Et si mon identité résidait d’abord dans l’histoire que j’en tire ? À l’heure des réseaux sociaux, des one-man shows et des groupes de parole, cette proposition de Paul Ricœur prend à l’évidence une intense actualité. Enquête.

« J’analyse ce que je suis et ce que j’ai été, et cela fait naître ce que je deviens. En ce sens, mes spectacles font de moi l’auteur de ma vie. En me mettant en scène, je fais naître ce que je suis. » C’est ainsi que Camille Chamoux, comédienne et humoriste, présente son travail. Elle s’est fait remarquer en 2012 par un spectacle intitulé Née sous Giscard, dans lequel elle proposait une « balade spatio-temporelle » dans la vie d’une jeune fille née dans les années 1970. Ou comment raconter son histoire pour sortir du marasme une génération « molle », la génération de la crise perpétuelle, celle qui a le sentiment d’être arrivée « trop tard ». Sur une scène transformée en chambre d’adolescente puis de jeune femme, le personnage convoque avec beaucoup d’auto­dérision les événements, petits et grands, qui l’ont marqué, mais aussi ses craintes et ses aspirations. Camille écoute les 33 tours de Charles Aznavour et de Serge Lama, fredonne du Anne Sylvestre, découvre l’humour… avec Michel Leeb, la philosophie… avec BHL. Et se dispute avec ses parents qui votent pour Alain Madelin et lui font comprendre que, avec l’âge, on vire nécessairement à droite. Il s’agit de faire exister « les traits repérables » d’une génération qui se croit privée d’événements fondateurs. « Je n’invente quasiment rien. Je pars de situations vécues, les plus précises possibles, comme le trajet du bus que je prenais, les prénoms de mes camarades d’école, etc. Ce n’est pas par égocentrisme, mais parce que mon personnage n’est que le témoin de sa génération. »

« Il y a un écart constant entre ce qu’on pense et ce qu’on vit.
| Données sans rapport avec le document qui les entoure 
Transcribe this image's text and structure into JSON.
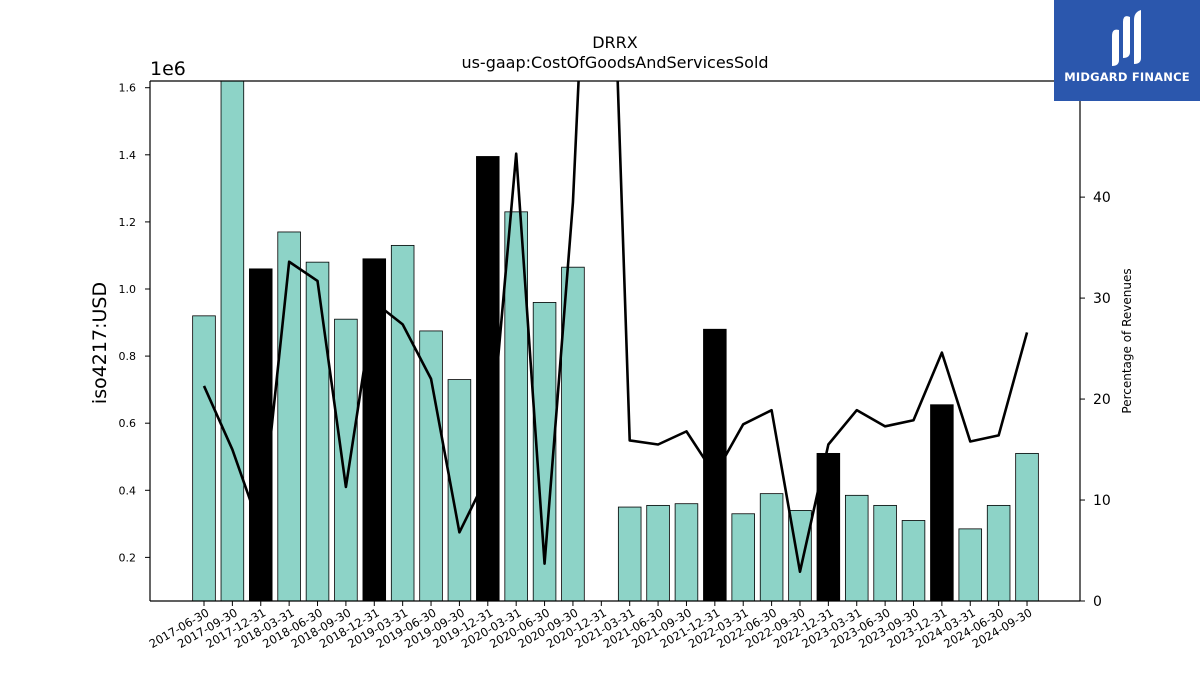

Le récit sert à rendre cela cohérent »

Camille Chamoux

Lorsqu’on lui parle du concept d’« identité narrative » forgé par le philosophe Paul Ricœur (1913-2015), Camille Chamoux se montre tout de suite intéressée. Ricœur avançait cette idée pour surmonter la critique que des philosophes comme Nietzsche avaient opérée de l’identité personnelle. Selon Nietzsche, l’idée d’un sujet identique à lui-même est une illusion métaphysique qui ne résiste pas à l’épreuve du changement. Pour Ricœur, cette critique légitime disparaît dès lors que l’on conçoit le sujet non plus comme quelque chose de substantiel et de permanent, mais comme une identité narrative, fondée sur l’histoire qu’il se raconte à lui-même, une histoire sans cesse reconfigurée par tous les événements qu’il traverse. « Un sujet se reconnaît à l’histoire qu’il se raconte à lui-même sur lui-même, écrit Ricœur. Il est le lecteur et le scripteur de sa propre vie. » Qu’en pense Camille Chamoux ? N’est-ce pas là le dispositif qu’elle met en place avec son personnage générationnel ? « Se raconter, pour moi, c’est se réapproprier. Nos vies sont pleines de contradictions. Il y a un écart constant entre ce que l’on pense et ce que l’on vit. Le récit sert à rendre cela cohérent. En prenant position sur tous ces traits repérables d’une génération, on se réapproprie une identité qui devient notre voix propre. On s’individualise. » Le personnage qu’elle a forgé ne lui sert pas seulement à se réconcilier avec son temps, mais aussi à prendre ses distances. « Comme un miroir qui permet de mesurer les déterminations qui ont fait ce que je suis. Les mouvements qui sont dans le spectacle devancent parfois ceux de ma vie. Dans Née sous Giscard, je me moquais avec une certaine insistance de la maternité en observant les mères autour de moi. Or, je suis tombée enceinte pendant le spectacle et je me suis retrouvée la victime de la critique acerbe que je menais. »

 

En attente de la suite

Ricœur le disait déjà : se raconter, ce n’est pas seulement se rassembler, c’est aussi s’éprouver comme un acteur en attente de la suite. Camille Chamoux en a fait l’expérience concrète : « Je dénonçais le hiatus de ma génération entre le discours et l’action. On adorerait aider les migrants mais on a un appartement que l’on doit louer, et on n’accueille personne au final. Cela m’était devenu tellement insupportable de jouer ce personnage clivé que, depuis, je suis passée à l’action. Aujourd’hui, je me suis rapprochée d’une association, je distribue le petit-déjeuner aux migrants quai de Seine, à Paris. Il m’a fallu trente-huit ans et un spectacle pour passer à l’action. » Morale de l’histoire : « Se raconter permet d’agir sur soi. En mettant en scène les contradictions qui m’habitaient, j’ai pu les dépasser par le récit. »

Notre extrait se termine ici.